Proteomics method measures carbon uptake of marine microbes

Oregon State microbiologist Ryan Mueller, senior author on the paper, says the technique illuminates the carbon uptake process at three levels. "It shows how much is being used, by which microbes, and how they're using it to produce new proteins," he says. "It provides information about which organisms are taking up different substrates."

Marine bacterioplankton play a critical role in the carbon cycle. They recycle chemicals and decompose carbon-rich material like dissolved free amino acids (DFAA), which can result from many processes including lysing cells or phytoplankton bloom die-offs. Bacterioplankton process half of the organic carbon fixed by phytoplankton and other microbes through photosynthesis, but not all microbial communities have the same uptake rates. Linking particular taxa to metabolic responses has been an open question in the field for decades.

The researchers tested their new method, called proteomic stable isotopic probing, or proteomic-SIP, on eight seawater samples, including six collected from the ocean at Monterey Bay, California, and two from Newport, Oregon. To those samples they added DFAAs enriched with the isotope carbon-13. Using high-resolution mass spectrometry, they extracted and analyzed proteins from the samples -- half of the samples after 15 hours, and the other half after 32 hours. They used software developed by researchers at Oak Ridge National Laboratory, in Tennessee, to analyze the proteomics data.

Their analysis turned up metabolic patterns for particular taxa. The proteins associated with Rhodobacterales bacteria, for example, showed high levels of newly synthesized peptides enriched with the carbon isotope. In comparison, bacteria from Flavobacteriales and SAR11 communities had much lower enrichment.

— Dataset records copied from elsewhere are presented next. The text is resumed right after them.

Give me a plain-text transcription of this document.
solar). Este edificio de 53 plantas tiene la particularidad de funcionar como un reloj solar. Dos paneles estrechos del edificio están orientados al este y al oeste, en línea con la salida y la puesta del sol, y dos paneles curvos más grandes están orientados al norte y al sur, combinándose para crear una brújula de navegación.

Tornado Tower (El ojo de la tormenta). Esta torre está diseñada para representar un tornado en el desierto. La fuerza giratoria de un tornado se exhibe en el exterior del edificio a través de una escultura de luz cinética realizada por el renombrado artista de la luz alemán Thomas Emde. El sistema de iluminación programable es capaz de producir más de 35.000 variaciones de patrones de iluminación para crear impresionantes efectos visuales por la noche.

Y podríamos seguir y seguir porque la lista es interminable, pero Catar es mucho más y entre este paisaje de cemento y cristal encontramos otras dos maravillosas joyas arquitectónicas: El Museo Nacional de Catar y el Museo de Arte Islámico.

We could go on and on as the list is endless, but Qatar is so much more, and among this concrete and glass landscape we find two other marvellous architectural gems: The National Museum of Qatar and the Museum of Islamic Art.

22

In recent years, microbiologists have called on an arsenal of techniques to better understand the role of marine bacterioplankton in the carbon cycle. Previous efforts have used metagenomics, gene expression profiling, or fluorescence in situ hybridization, or FISH. Samuel Bryson, lead author on the new paper, notes that some previous techniques have also used stable isotope probing -- though not at the same level of precision.

"Our main advantage over other SIP techniques is the direct measure of substrate incorporation into proteins," he says.

Although the current experiment uses proteomic-SIP to measure DFAA use, Bryson says it can readily be extended to other materials. He and his team have begun conducting experiments using multiple substrates that the bacterioplankton use, including glucose, lipids, and whole proteins. Mueller says their strategy was to start simple -- with amino acids -- and run more difficult experiments over time.

"In that way we're going to a more realistic type of environment," he says.